With US President Donald Trump giving Israel his administration’s full backing and key Arab states allied to Israel, there’s little prospect of a backlash.
Israel is moving ahead with plans to annex a huge strip of the occupied West Bank despite not being able to formally implement the plan until a permanent government is in place.
As explained by the Jerusalem Post, Prime Minister Benjamin Netanyahu cannot proceed legally speaking as his government is only in power in an interim capacity.
Any future government would have to wait until at least March 2020, the date of the election, to proceed with the land grab, which would cut Palestinians off from Jordan, and deny a hypothetical future Palestinian state from accessing the River Jordan - leaving future administrations completely reliant on Israel to meet their basic needs.

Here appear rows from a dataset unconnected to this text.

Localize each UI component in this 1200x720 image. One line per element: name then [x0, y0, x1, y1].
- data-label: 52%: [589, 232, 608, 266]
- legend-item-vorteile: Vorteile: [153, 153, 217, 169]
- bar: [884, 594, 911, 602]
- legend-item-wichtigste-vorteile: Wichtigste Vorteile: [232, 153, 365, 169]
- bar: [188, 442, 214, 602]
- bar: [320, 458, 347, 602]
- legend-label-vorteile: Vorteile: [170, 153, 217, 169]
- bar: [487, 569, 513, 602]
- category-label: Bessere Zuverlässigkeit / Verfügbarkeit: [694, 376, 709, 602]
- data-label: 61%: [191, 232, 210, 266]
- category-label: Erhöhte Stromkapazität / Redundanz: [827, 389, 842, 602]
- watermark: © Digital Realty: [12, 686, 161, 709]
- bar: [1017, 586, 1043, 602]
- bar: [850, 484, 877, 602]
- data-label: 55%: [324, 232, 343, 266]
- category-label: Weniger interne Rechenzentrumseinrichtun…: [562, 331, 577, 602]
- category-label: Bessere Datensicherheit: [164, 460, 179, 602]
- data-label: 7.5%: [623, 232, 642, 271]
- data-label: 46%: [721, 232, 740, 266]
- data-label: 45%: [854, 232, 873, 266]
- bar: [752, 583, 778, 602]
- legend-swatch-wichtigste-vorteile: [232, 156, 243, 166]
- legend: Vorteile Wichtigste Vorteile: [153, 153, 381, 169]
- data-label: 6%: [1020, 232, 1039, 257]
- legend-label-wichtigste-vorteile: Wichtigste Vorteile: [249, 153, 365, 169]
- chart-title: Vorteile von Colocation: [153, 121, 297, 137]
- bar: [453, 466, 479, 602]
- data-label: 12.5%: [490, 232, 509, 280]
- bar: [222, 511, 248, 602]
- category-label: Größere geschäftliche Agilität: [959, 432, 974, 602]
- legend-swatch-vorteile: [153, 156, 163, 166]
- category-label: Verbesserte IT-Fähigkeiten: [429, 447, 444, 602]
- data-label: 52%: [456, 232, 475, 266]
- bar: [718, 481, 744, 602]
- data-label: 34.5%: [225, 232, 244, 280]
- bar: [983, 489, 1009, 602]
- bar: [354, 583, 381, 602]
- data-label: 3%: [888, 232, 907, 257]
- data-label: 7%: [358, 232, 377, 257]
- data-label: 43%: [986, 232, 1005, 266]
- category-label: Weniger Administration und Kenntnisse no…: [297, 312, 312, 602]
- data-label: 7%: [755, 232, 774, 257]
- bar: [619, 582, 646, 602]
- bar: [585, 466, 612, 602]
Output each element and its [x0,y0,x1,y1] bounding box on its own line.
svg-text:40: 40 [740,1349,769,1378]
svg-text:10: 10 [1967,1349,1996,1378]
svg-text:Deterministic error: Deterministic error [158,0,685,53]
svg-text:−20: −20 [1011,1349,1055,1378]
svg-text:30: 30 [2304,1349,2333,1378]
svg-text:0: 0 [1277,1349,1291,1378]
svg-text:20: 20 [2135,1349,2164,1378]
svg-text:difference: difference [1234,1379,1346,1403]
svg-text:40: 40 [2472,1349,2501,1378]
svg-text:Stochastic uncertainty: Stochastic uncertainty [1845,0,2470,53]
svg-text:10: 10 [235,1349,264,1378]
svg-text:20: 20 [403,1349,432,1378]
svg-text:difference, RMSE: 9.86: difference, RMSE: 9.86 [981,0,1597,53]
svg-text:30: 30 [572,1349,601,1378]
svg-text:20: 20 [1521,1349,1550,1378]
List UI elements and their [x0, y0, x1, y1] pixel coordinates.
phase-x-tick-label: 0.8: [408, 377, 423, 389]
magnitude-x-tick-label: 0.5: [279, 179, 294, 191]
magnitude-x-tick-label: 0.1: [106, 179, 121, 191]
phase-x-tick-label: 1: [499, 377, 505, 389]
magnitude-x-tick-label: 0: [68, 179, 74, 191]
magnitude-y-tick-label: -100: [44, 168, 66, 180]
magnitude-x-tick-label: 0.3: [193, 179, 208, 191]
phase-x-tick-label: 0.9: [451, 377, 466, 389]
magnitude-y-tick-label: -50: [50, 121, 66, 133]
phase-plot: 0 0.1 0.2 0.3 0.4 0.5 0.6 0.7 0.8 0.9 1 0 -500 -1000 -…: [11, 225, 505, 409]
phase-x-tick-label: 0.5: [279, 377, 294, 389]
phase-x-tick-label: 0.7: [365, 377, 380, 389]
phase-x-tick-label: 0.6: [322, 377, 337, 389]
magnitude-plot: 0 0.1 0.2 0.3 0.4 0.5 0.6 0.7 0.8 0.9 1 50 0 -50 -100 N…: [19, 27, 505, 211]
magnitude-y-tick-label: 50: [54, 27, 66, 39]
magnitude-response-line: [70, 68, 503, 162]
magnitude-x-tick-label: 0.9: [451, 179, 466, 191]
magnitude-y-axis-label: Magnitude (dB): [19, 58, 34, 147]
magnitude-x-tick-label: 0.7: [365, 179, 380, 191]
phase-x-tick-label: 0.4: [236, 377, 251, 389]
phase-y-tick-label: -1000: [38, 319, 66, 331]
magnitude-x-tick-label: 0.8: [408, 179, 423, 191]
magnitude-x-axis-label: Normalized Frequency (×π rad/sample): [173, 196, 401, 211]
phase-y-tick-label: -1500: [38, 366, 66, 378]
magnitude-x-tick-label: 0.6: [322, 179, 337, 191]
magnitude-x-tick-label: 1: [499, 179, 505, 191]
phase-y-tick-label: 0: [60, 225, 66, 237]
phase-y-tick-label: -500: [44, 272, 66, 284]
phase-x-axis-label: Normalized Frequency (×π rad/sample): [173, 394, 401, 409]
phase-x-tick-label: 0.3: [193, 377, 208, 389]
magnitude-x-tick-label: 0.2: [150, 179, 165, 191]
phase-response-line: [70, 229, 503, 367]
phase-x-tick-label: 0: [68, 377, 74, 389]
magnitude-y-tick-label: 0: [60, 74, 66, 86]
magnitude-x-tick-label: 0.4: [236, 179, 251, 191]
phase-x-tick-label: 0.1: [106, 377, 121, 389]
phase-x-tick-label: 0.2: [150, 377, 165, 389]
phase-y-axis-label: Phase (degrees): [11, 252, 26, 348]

Despite the massive implication for Palestinians, and the illegality of annexation through military conquest under international law, Israel is expected to face no major repercussions. Here we look at some of the reasons why.
A big fan in the White House
The office of US president has always been partial to the Israeli state. Successive US leaders, whether Democrat or Republican, have signed off on billions in military aid and weapons shipments for the country.
None, however, have been as enthusiastic in their support as incumbent President Donald Trump.
The Republican leader moved Washington’s embassy in Tel Aviv in Jerusalem, recognising Israel’s annexation of the occupied East Jerusalem despite its illegality.
His administration has also announced that it does not see Israel’s decades-old and illegal campaign of settlement as ‘inconsistent’ with international law.
With his unprecedented embrace of Israel’s expansionist policies, Trump hopes to secure his support among Christian Zionists within the US, as well as strengthen ties with one of his few strong foreign allies.
Any move on the Jordan Valley therefore, is unlikely to provoke popular outcry.
With Egypt strongly allied to Israel and the Assad regime busy bombing its own people, the main source of discontent among Israel’s neighbours is likely to be Jordan due to its historic administration of the West Bank and its huge Palestinian refugee population.
Any Jordanian uproar, however, can be snuffed out by Israel’s new friends in the Middle East, Gulf states, such as Saudi Arabia and the UAE.
The pair are among the biggest investors in the Jordanian economy, and any protest by Amman deemed too excessive could mean a tightening of the screws fiscally.
Saudi Arabia and the UAE see Israel as an important ally against Iran and Turkey.
The issue of annexing the Jordan Valley is hugely popular with the Israeli right-wing, which views the territory as rightfully belonging to the Jewish people on religious and historic grounds.
Both Netanyahu and his main rival, Bennie Gantz, have pledged to annex the territory if they are able to form government.
Previous elections over the past year have been neck-and-neck and whichever candidate the electorate believes is more likely to follow through with the promise will probably secure decisive support.
While Israeli politicians plan the annexation, the two main Palestinian factions, Hamas and Fatah, have been at loggerheads for more than a decade.
The splits make it difficult for the Palestinians to take a united stance against Israel, a situation exacerbated by the fact that Hamas-administered Gaza is geographically separate from the West Bank, in which Fatah dominates.
While Palestinian protests were big after the US embassy move to Jerusalem, these were easily put down by Israel, albeit with its customary use of heavy force.